In May 2023, Judge Tigar allowed the plaintiffs' breach of contract claim and portions of their DMCA claims to proceed, rejecting the defendants' argument that the plaintiffs had failed to identify examples of their code being reproduced and finding that they had plausibly stated their claims at that stage of the litigation. The court dismissed the claims for declaratory relief and civil conspiracy with prejudice, as well as those concerning unfair competition, unjust enrichment, violations of the CCPA, and others, with leave to amend. Judge Tigar also permitted the plaintiffs to continue litigating under pseudonyms.

In June 2023, the plaintiffs filed an amended complaint focusing on Copilot's duplication detection filter, which is designed to filter out suggestions that match public code hosted on GitHub. The plaintiffs alleged that the feature was designed to introduce slight variations in suggested code to avoid reproducing exact copies. It further alleged that disabling the filter could result in Copilot generating identical code. The amended complaint also included examples from one of the anonymous plaintiffs that purportedly showed Copilot reproducing their code.

In November 2023, the defendants argued that the amended complaint failed to establish a basis for damages. Lawyers for GitHub and Microsoft also maintained that Copilot does not reproduce code verbatim and argued that the plaintiffs' state law claims were preempted by the Copyright Act. In response, the plaintiffs argued that their claims arose from violations of open source license terms rather than copyright law and were not preempted. When Judge Tigar asked whether the claims were based on a right to control the distribution of code, the plaintiffs stated that precedent shows that open source licenses can create distinct property rights.

In January 2024, the court held that several of the plaintiffs' state law claims, including negligence, intentional and negligent interference with prospective economic relations, and unjust enrichment, were preempted by the Copyright Act. The court also concluded that the plaintiffs had failed to plausibly allege that Copilot reproduced identical copies of protected code, a requirement for bringing a claim under the DMCA. Finally, the court dismissed the claims for damages brought by two of the plaintiffs for lack of standing, allowing the remaining three plaintiffs' damages claims to proceed.

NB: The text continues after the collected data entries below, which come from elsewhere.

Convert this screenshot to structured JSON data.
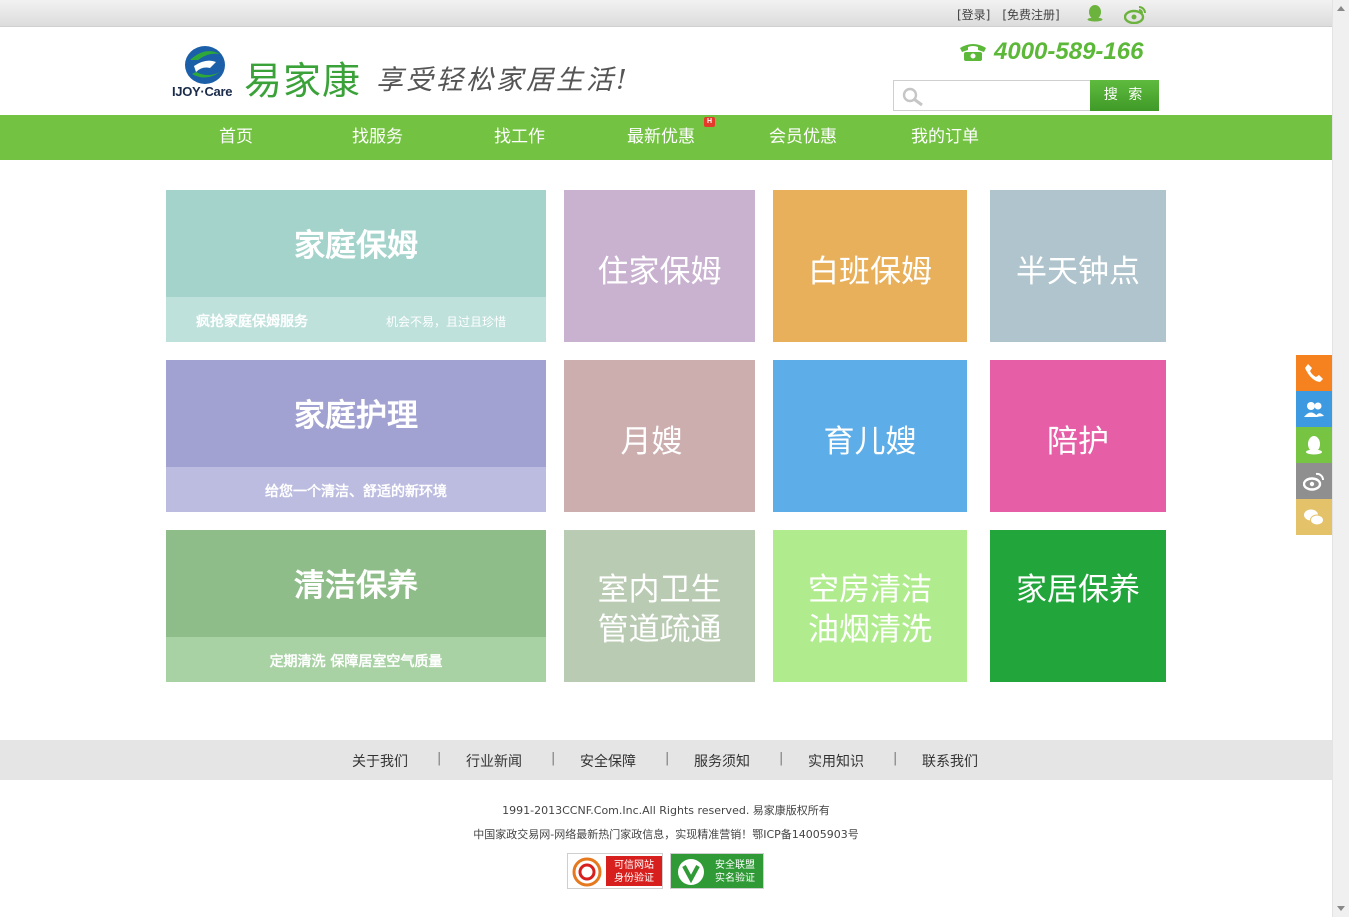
{
  "topbar": {
    "login": "[登录]",
    "register": "[免费注册]"
  },
  "header": {
    "logo_en": "IJOY·Care",
    "logo_cn": "易家康",
    "slogan": "享受轻松家居生活!",
    "phone": "4000-589-166",
    "search_placeholder": "",
    "search_button": "搜 索"
  },
  "nav": {
    "items": [
      "首页",
      "找服务",
      "找工作",
      "最新优惠",
      "会员优惠",
      "我的订单"
    ],
    "hot_badge": "H"
  },
  "tiles": {
    "family_nanny": {
      "title": "家庭保姆",
      "sub_left": "疯抢家庭保姆服务",
      "sub_right": "机会不易，且过且珍惜",
      "color": "#a3d3cb",
      "sub_color": "#bfe1dc"
    },
    "live_in_nanny": {
      "label": "住家保姆",
      "color": "#c9b1d0"
    },
    "day_nanny": {
      "label": "白班保姆",
      "color": "#e9b05b"
    },
    "half_day": {
      "label": "半天钟点",
      "color": "#afc4cd"
    },
    "family_care": {
      "title": "家庭护理",
      "sub": "给您一个清洁、舒适的新环境",
      "color": "#a2a2d2",
      "sub_color": "#bcbce0"
    },
    "maternity": {
      "label": "月嫂",
      "color": "#cdaeae"
    },
    "childcare": {
      "label": "育儿嫂",
      "color": "#5cade8"
    },
    "escort": {
      "label": "陪护",
      "color": "#e65fa6"
    },
    "cleaning": {
      "title": "清洁保养",
      "sub": "定期清洗 保障居室空气质量",
      "color": "#8fbd8a",
      "sub_color": "#a9d2a4"
    },
    "indoor": {
      "line1": "室内卫生",
      "line2": "管道疏通",
      "color": "#b9cbb2"
    },
    "vacant": {
      "line1": "空房清洁",
      "line2": "油烟清洗",
      "color": "#b0ec8e"
    },
    "home_care": {
      "label": "家居保养",
      "color": "#22a53b"
    }
  },
  "side_buttons": [
    {
      "icon": "phone-icon",
      "color": "#f5821f"
    },
    {
      "icon": "users-icon",
      "color": "#3d9ae0"
    },
    {
      "icon": "qq-icon",
      "color": "#76c441"
    },
    {
      "icon": "weibo-icon",
      "color": "#8f8f8f"
    },
    {
      "icon": "wechat-icon",
      "color": "#e4c26a"
    }
  ],
  "footer": {
    "links": [
      "关于我们",
      "行业新闻",
      "安全保障",
      "服务须知",
      "实用知识",
      "联系我们"
    ],
    "separator": "|",
    "copyright": "1991-2013CCNF.Com.Inc.All Rights reserved. 易家康版权所有",
    "icp": "中国家政交易网-网络最新热门家政信息，实现精准营销！鄂ICP备14005903号",
    "badge1_line1": "可信网站",
    "badge1_line2": "身份验证",
    "badge2_line1": "安全联盟",
    "badge2_line2": "实名验证"
  }
}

In June 2024, Judge Tigar dismissed most of the remaining claims in the second amended complaint. The court dismissed the plaintiffs' DMCA claims with prejudice, concluding that the allegedly copied code was not sufficiently identical to the original works to support those claims. The court also dismissed the plaintiffs' requests for unjust enrichment and punitive damages but allowed the breach of contract claims based on alleged violations of open source licenses to proceed.

== Reception ==
According to Wired, reactions to GitHub Copilot have been divided, with some developers arguing that it unfairly monetizes open source software and others defending it as a fair use of copyrighted code. In June 2022, the Software Freedom Conservancy announced that it would cease using GitHub and encouraged other free and open source software projects to do the same. The organization cited Copilot as one of the reasons for its decision, claiming that the tool unfairly monetized free and open source software and criticizing Microsoft for declining to explain how license terms were addressed during Copilot's training.